Durant le séminaire, de nombreux intervenants ont fait observer que la crise économique qui avait débuté en Europe en 2008 avait eu des effets dévastateurs sur la région au-delà, précisément, du domaine économique. L’impression d’un sentiment d’usure et de lassitude suscité dans l’Union européenne par les élargissements successifs a été à l’origine d’un malentendu qui a freiné les Balkans occidentaux dans leur quête fondamentale de réformes démocratiques et économiques. Le secrétaire d’État aux affaires étrangères de la République de Slovénie, Andrej Logar, a toutefois constaté que l’Union européenne avait commencé à changer de ton et qu’elle était désormais prête à tenir ses promesses. M. Logar a également noté que l’Europe disposait d’une panoplie d’instruments qui contribuerait à une reconnexion entre elle-même et la région ; il a ajouté qu’à cet égard le développement des infrastructures destinées aux transports et à l’acheminement de l’énergie serait crucial. Le processus d’élargissement doit conserver son caractère individuel et rester fondé sur le mérite, mais il doit être dynamisé par les instances de l’Union européenne comme par les pays concernés, dont l’accession est en dernier ressort subordonnée à leur propre attitude.

Le président de l’Assemblée nationale de la République de Slovénie, Milan Brglez, a indiqué qu’à l’origine son pays s’était dissocié des Balkans occidentaux au moment où il s’acheminait vers l’accession européenne mais que, depuis, cette partie du monde représentait sa toute première priorité en matière de politique étrangère et que, par conséquent, il figurait maintenant au nombre des plus fervents partisans de l’intégration des Balkans occidentaux dans l’Europe.
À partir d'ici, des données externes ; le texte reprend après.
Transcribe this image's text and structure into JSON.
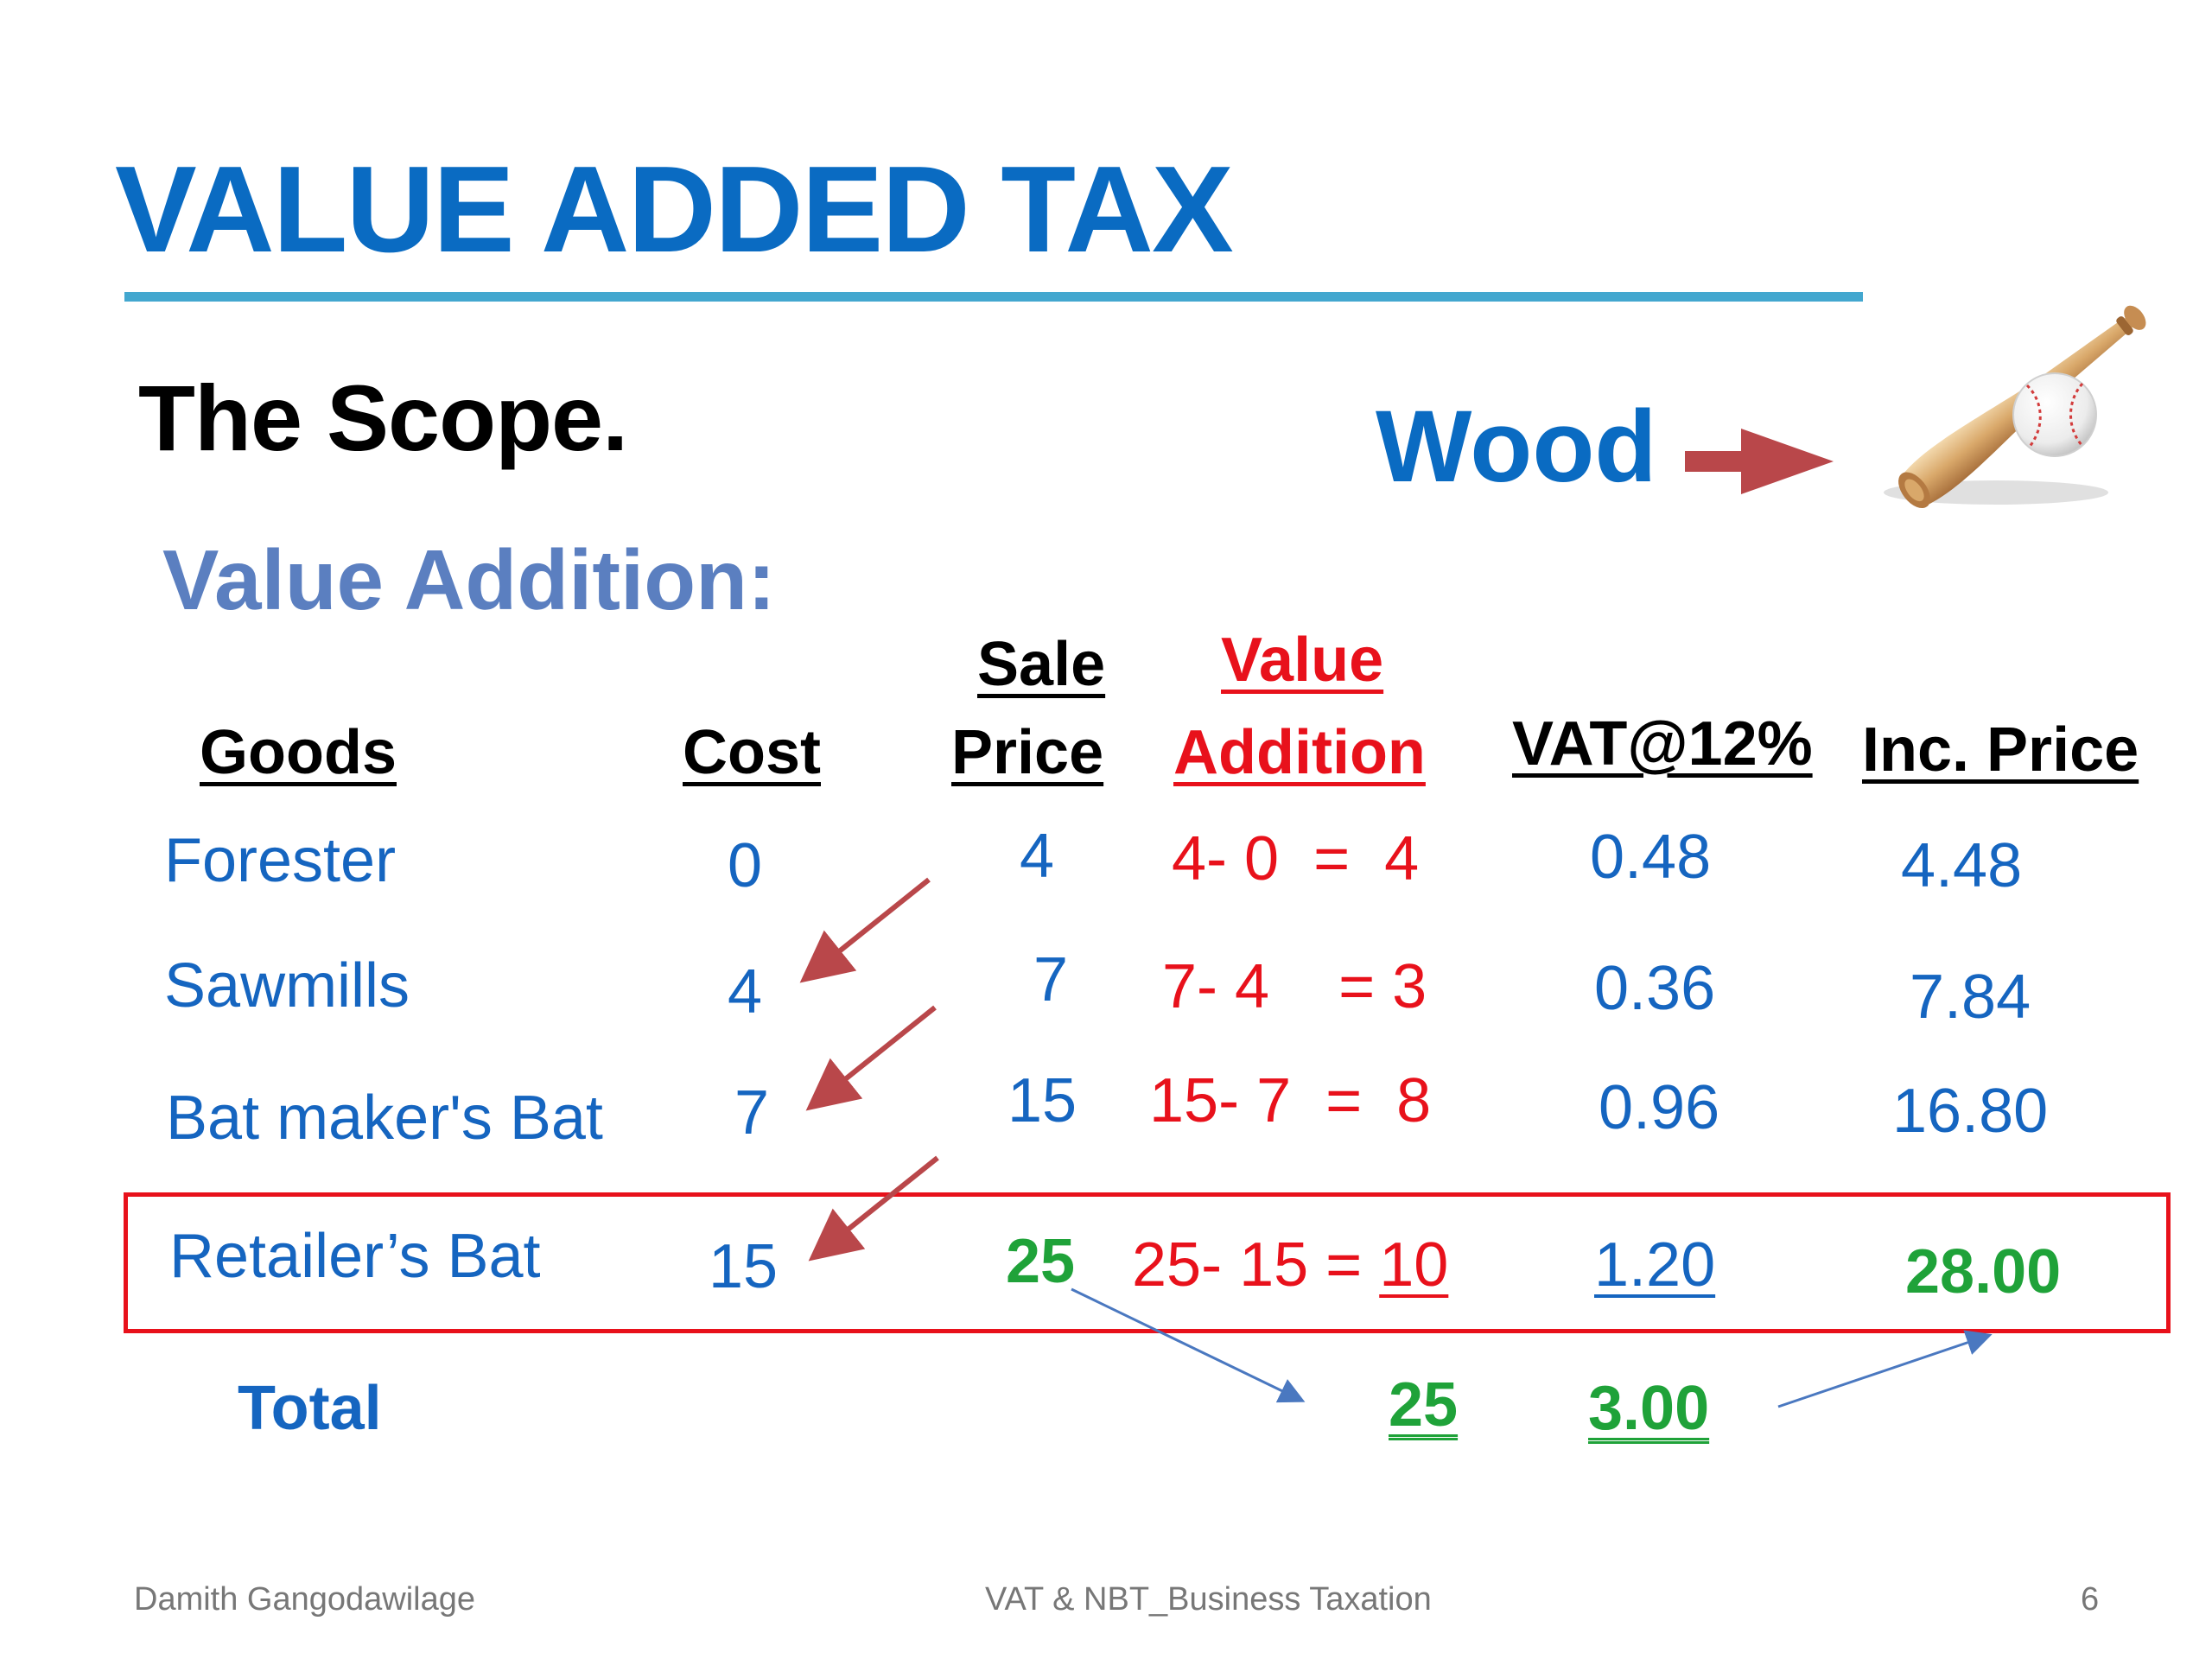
{
  "slide": {
    "title": "VALUE ADDED TAX",
    "subtitle": "The Scope.",
    "section_label": "Value Addition:",
    "product_label": "Wood",
    "product_icon": "baseball-bat-and-ball-icon"
  },
  "table": {
    "headers": {
      "goods": "Goods",
      "cost": "Cost",
      "sale_line1": "Sale",
      "sale_line2": "Price",
      "value_line1": "Value",
      "value_line2": "Addition",
      "vat": "VAT@12%",
      "inc_price": "Inc. Price"
    },
    "rows": [
      {
        "goods": "Forester",
        "cost": "0",
        "sale": "4",
        "value_addition": "4- 0  =  4",
        "vat": "0.48",
        "inc_price": "4.48"
      },
      {
        "goods": "Sawmills",
        "cost": "4",
        "sale": "7",
        "value_addition": "7- 4    = 3",
        "vat": "0.36",
        "inc_price": "7.84"
      },
      {
        "goods": "Bat maker's Bat",
        "cost": "7",
        "sale": "15",
        "value_addition": "15- 7  =  8",
        "vat": "0.96",
        "inc_price": "16.80"
      },
      {
        "goods": "Retailer’s Bat",
        "cost": "15",
        "sale": "25",
        "value_addition_expr": "25- 15 = ",
        "value_addition_result": "10",
        "vat": "1.20",
        "inc_price": "28.00"
      }
    ],
    "total": {
      "label": "Total",
      "value_addition": "25",
      "vat": "3.00"
    }
  },
  "colors": {
    "title": "#0a6bc2",
    "rule": "#43a7cf",
    "text_blue": "#1565c0",
    "value_red": "#e8111b",
    "highlight_green": "#1fa239",
    "arrow_brown": "#b9474a",
    "arrow_blue": "#4a78c0"
  },
  "footer": {
    "author": "Damith Gangodawilage",
    "course": "VAT & NBT_Business Taxation",
    "page": "6"
  }
}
Le chef du bureau bruxellois de l’Institut allemand pour la politique internationale et la sécurité, Dušan Reljić, a rappelé que les Balkans occidentaux devraient afficher un taux de croissance annuel de quelque 6 % pour avoir la moindre chance de s’aligner sur l’économie des Etats membres de l’Union européenne. Selon lui, cela ne peut se faire qu’à deux conditions : les pays de la région doivent entreprendre de véritables réformes politiques et économiques et l’Europe doit consentir à engager d’importantes ressources pour doter lesdits pays des infrastructures et des accès nécessaires à leur développement. La région souffre d’un très grave déficit commercial structurel vis-à-vis de l’Union européenne et ne bénéficie que dans une faible mesure des fonds structurels compensatoires qui pourraient l’aider à réduire ce déficit et à générer des revenus propres à financer des changements structurels.

Tous les intervenants ne se sont cependant pas montrés aussi optimistes. Plusieurs d’entre eux, dont Vedran Džihić, chercheur principal à l’Institut autrichien pour les affaires internationales (oiip), ont estimé que les Balkans occidentaux étaient confrontés à un problème de captation de l’État, situation dans laquelle une élite restreinte fait prévaloir ses intérêts sur ceux de la société dans son ensemble et menace ainsi la stabilité et la sécurité de l’État concerné. M. Džihić a dit aussi qu’un genre d’ordre néo-paternaliste faisait son apparition dans toute la région, phénomène qui faisait entrave au développement économique et politique.

De l’avis de l’intervenant, les sociétés civiles de la région ont besoin de l’aide de la communauté internationale pour faire pièce à l’omniprésence du népotisme, du clientélisme et d’une corruption prédatrice. Les événements survenus récemment dans l’ex-République yougoslave de Macédoine[1], où la société civile s’est fermement dressée contre la corruption et les pratiques antidémocratiques, sont particulièrement encourageants. De la même façon, divers intervenants ont souligné que les changements politiques fondamentaux survenus dans ce pays devraient constituer un atout non négligeable pour la candidature de Skopje auprès de l’Union européenne. D’autre part, certains signes donnent à penser que des progrès seraient envisageables quant au règlement de la question du nom, question qui fait obstacle à son accession à l’OTAN.

 


[1] La Turquie reconnaît la République de Macédoine sous son nom constitutionnel.